Rumah sakit di bawah kementerian yang diarahkan menjalin kerja sama dengan fakultas kedokteran, katanya, diminta dijadikan satu agar kebijakan bisa seragam.
"Kalau dulu sendiri-sendiri, sekarang jadi satu semua aja, biar aturannya sama," ucapnya, dikutip dari Antara.
Terkait dengan perundungan dalam PPDS, Budi mengapresiasi Fakultas Kedokteran Universitas Padjadjaran (FK Unpad) yang langsung mengambil tindakan ketika menemukan kasus itu.
"Bagus itu Unpad, sudah ketahuan, tidak usah disuruh langsung bisa disanksi, itu hebat," ucapnya.
Sementara Dekan FK Unpad, Yudi Mulyana Hidayat mengatakan, terkait dengan perundungan pada PPDS pihaknya tidak hanya memberikan sanksi, namun juga mencari akar masalah perilaku yang menjadikan kebiasaan tersebut di lingkungan kedokteran.

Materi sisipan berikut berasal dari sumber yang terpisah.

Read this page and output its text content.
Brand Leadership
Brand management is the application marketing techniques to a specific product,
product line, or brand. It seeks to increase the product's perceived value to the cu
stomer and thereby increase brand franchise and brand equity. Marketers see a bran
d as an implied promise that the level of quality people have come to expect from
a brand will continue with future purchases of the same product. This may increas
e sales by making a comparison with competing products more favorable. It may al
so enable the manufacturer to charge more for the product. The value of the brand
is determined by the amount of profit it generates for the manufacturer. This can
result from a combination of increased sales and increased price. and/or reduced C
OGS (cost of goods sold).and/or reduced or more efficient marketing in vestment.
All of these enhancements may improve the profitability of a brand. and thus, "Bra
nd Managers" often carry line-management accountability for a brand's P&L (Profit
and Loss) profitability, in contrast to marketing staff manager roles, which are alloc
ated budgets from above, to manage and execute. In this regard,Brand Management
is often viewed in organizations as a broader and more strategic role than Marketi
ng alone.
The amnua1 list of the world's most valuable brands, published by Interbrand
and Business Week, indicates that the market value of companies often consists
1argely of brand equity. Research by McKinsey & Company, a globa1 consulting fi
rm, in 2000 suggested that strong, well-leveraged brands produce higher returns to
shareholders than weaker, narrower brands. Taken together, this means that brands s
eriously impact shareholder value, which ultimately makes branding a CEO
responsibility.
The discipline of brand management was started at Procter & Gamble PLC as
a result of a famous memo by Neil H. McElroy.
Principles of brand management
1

"Kalau dulu itu tidak berbau finansial. Misal angkatan saya misal datang terlambat hukumannya suruh buat status pasien 10 orang, tapi itu positif kan. Nah karenanya kita harus cari penyebabnya dan cari solusinya, kita harus berantas," ujar dia.
Sebagai langkah konkret, pihaknya bersama RS, khususnya Rumah Sakit Umum Pusat dr Hasan Sadikin (RSHS) Bandung, sudah mengidentifikasi masalah dan berencana melakukan berbagai hal, seperti pemberian insentif pada peserta PPDS.
"Karena dokter residen itu sekolah tapi dia juga bekerja melayani pasien nah itu kan harus diapresiasi, mungkin mereka akan diberikan insentif, kan mereka tidak dapat uang dari mana-mana sedangkan dia di (RS) Hasan Sadikin menjalankan tugas, makan minum, dan sebagainya keluar segala macam," katanya.
Selanjutnya, ucapnya, pengaturan jam kerja agar lebih efisien, efektif, dan manusiawi dalam bekerja atau menjalani pendidikan.
"Misal mereka jaga malam ini, itu diharuskan istirahat besoknya dan lain sebagainya. Jadi itu yang kita kerjakan yang mampu kita selesaikan," ujarnya.
Selain itu, dibentuk Komisi Disiplin, Etika, dan Anti Kekerasan Fakultas Kedokteran dan RSHS sebagai tim penyuluh, pusat aduan, dan penyelidik dugaan perundungan.
"Kami juga melakukan pendampingan, termasuk hukum pada korban. Kalau pelaku walau dia tercatatnya bagian dari kampus kami lepas tangan, siapa suruh mem-bully (melakukan perundungan) kan," katanya.
Sejauh ini, dalam PPDS di bawah Unpad terungkap dugaan perundungan di dua departemen, yakni bedah saraf dan urologi. Dalam kasus di departemen bedah sarat, 10 orang diberi sanksi dan satu dosen masih menunggu sanksi dijatuhkan, sedangkan di departemen urologi tercatat tujuh pelaku diberi sanksi dengan surat peringatan oleh fakultas.